The tilt switch 19 switches on the servomotor 9, and the latter moves the trolley 7 in direc tion C outwardly until the support elements 17 no longer abut against the vehicle 2, or abut against it with only very slight pressure.

Consequently, the air supply duct 14 swings back to its vertical position, and the tilt switch 19 switches the servomotor 9 to the opposite direction of rotation. As however, in this direction, as a result of the free wheel a driving force is transmitted to one of the wheels 8 of the trolley 7, the trolley 7 is now only under the influence of the loading weight 12. Via the trolley 7, the loading weight 12 applies to the air supply duct 14 a force directed towards the side surface 2a of the vehicle in direction D. The support elements 17, however, are not applied to the side surface 2a by this force.

On the contrary, in the region between the slot nozzle 16 and the projecting support elements 17 is formed an air cushion which keeps the slot nozzle 16 at a distance from the side surface 2a. Another effect of the air cushion is that the support elements 17 no longer abut against the side surface, or abut against it with very slight force only. The air cushion keeps the slot nozzle 16 at a constant distance from the vehicle side surface 2a, against the force of the loading weight 12. The aforementioned free wheel may also be incorporated in the drive wheel 8.

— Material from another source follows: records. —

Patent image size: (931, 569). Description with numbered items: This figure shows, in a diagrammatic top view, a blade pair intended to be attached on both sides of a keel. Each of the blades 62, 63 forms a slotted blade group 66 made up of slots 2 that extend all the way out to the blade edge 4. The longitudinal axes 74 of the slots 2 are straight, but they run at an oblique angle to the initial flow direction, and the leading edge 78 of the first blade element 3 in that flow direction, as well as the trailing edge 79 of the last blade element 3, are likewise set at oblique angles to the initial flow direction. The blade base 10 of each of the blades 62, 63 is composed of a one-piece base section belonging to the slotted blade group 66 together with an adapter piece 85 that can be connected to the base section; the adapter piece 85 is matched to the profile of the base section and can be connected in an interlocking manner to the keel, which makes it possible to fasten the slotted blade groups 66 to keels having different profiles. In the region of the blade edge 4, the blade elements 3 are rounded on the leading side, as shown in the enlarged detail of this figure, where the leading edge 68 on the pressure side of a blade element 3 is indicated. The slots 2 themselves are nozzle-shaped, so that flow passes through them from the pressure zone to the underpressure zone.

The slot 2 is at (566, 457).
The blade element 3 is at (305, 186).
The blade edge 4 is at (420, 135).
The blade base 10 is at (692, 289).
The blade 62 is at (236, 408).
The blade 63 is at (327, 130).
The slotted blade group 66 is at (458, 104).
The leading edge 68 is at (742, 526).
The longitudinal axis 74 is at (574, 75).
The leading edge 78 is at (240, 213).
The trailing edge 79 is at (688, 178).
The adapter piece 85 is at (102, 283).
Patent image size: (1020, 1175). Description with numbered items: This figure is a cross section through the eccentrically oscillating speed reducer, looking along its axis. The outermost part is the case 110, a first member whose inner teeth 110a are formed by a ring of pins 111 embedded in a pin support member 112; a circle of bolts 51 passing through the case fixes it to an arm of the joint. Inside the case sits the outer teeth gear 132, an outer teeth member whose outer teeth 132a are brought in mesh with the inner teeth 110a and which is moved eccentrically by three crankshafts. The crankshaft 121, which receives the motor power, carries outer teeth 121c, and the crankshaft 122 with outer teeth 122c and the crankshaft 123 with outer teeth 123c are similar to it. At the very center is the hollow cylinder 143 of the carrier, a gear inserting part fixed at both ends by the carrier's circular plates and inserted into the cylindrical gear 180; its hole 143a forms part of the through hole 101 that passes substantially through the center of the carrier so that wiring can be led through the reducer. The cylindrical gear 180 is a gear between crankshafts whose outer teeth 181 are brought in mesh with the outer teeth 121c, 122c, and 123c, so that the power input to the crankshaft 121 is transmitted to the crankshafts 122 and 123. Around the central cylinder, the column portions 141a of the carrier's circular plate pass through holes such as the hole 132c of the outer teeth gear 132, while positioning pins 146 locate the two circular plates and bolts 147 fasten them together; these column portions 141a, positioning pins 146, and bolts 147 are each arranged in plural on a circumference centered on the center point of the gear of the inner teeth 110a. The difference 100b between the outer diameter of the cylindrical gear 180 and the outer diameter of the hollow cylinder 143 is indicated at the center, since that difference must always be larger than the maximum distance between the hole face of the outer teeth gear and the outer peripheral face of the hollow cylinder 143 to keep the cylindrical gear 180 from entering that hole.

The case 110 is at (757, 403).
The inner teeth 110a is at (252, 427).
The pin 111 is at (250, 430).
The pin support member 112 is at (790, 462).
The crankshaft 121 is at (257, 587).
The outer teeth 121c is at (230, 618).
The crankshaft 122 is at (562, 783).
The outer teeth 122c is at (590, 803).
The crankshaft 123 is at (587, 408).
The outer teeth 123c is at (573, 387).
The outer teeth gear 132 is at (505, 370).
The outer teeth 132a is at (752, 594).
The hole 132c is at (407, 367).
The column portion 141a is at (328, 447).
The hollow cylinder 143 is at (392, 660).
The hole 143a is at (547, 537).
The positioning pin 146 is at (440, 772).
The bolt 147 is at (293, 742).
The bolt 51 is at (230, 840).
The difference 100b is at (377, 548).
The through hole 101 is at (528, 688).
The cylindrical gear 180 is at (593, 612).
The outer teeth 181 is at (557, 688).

For vehicles of normal width b2 or extrawide vehicles b3, the air supply duct 14 is moved further outwards accordingly by the servomotor 9. If, in case of particularly wide vehicles, the air supply duct 14 is inclined at a greater angle to the vertical, then the tilt switch 20 switches off the drive motor of the conveyor belt for a short time and the vehicle is thus stopped until the air supply duct 14 and its slot nozzle 16 are located outside of the side surface 2a of the vehicle.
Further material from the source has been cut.